Descripción Psicológica: - Psicología: Alocado, suele hacer las cosas de manera imprevisible. Su mente está trabajando continuamente, atenta al más mínimo detalle de cada escena. Por ello también cambia de parecer tan rápido sobre un mismo tema. En un momento puede sentirse empirista hasta la médula y tras un segundo convertirse en un racionalista de la existencia. No hay que tomarse en serio sus rabietas repentinas o sus depresiones de dos minutos. Eso sí, cuando se le mete algo entre ceja y ceja no parará hasta conseguirlo... por lo menos durante unas horas. Se distrae con facilidad, por eso que decía antes de fijarse en cada detalle. Le puedes estar hablando sobre cómo hiciste el viaje más emocionante de tu vida mientras él analiza la composición de un moco que se acaba de sacar de la nariz. Te ha escuchado, pero en algún momento has pasado a un segundo plano y tardará un instante más de lo normal en procesar tu información. Es egocéntrico, pero más en una forma infantil que no llega a empatizar con el resto de las personas normalmente. De hecho, tiene una mayor afinidad con los animales que con las personas. Socialmente puede llegar a ser un desastre, siendo demasiado directo o sin prestar atención a la conversación ni ocultarlo.
- Gustos:
-Investigar toda cosa que viva o que salga de algo que viva o que tenga que ver con algo que viva. La vida es... bueno, eso, vida. Es el mayor misterio gracias al cual todos estamos aquí. Pero, ¿qué hay detrás? ¿Un dios? ¿La casualidad? ¿El destino? ¿Matrix? Cada descubrimiento nos da una repuesta y diez preguntas más. ¿No es eso emocionante?

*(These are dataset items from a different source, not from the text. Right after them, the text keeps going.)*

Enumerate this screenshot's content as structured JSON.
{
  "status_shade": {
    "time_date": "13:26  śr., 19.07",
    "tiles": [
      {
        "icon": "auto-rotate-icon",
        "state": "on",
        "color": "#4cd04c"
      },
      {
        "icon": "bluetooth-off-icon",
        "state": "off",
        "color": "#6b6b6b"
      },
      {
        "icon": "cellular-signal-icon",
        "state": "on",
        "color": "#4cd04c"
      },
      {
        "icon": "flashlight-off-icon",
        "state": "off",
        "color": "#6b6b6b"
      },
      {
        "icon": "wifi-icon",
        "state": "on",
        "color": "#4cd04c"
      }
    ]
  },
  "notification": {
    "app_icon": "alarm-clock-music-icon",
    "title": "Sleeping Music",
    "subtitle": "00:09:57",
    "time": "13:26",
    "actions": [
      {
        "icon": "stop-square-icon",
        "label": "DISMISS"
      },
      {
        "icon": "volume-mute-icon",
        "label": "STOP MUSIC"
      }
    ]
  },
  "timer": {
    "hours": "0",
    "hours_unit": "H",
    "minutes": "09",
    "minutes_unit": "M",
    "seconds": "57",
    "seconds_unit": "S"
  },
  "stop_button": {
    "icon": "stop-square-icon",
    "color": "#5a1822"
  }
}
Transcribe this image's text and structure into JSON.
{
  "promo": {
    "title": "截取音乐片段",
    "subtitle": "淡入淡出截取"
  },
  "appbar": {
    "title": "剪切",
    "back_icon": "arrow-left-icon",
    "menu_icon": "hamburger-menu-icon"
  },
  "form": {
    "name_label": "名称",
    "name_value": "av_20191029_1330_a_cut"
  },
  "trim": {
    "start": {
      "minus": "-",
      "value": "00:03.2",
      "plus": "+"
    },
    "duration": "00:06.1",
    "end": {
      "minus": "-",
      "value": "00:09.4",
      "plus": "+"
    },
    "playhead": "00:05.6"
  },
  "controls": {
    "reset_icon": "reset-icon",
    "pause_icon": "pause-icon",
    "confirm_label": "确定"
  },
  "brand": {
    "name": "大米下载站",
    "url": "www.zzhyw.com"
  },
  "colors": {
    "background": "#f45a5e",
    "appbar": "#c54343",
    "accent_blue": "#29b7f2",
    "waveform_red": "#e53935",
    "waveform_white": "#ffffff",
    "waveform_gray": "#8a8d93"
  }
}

-Improvisar para resolver cada conflicto, entrenar la mente ágil y ponerse al servicio de lo desconocido. Planear está bien de vez en cuando, pero la adrenalina del aquí y el ahora es una droga difícil de superar.
-Aprender de cada error. Equivocarse es natural, es humano. Aunque claro, todo es en pos de buscar la perfección. Si no deseásemos lo inalcanzable todavía seguiríamos viviendo en cuevas con palos y piedras.
-Sorprenderse con el mundo y sus colores. Más que todo lo anterior, las sorpresas son lo que más le gusta con diferencia. Los plot twists le hacen olvidarse de cualquier otra cosa y maravillarse de los misterios todavía escondidos. - Desagrados:
-Los cobardes. La gente que está muerta por dentro (la que está muerta por fuera le produce interés). No soporta a los que no se atreven a realizar lo que quieren o ni siquiera se lo han llegado a plantear por vivir una vida tranquila.
-Los tradicionalistas. Las ceremonias cierto día del año todavía las soporta, pero no puede con los valores preestablecidos que no se cuestionan en ningún momento. Algunas construcciones sociales le producen cierto escozor.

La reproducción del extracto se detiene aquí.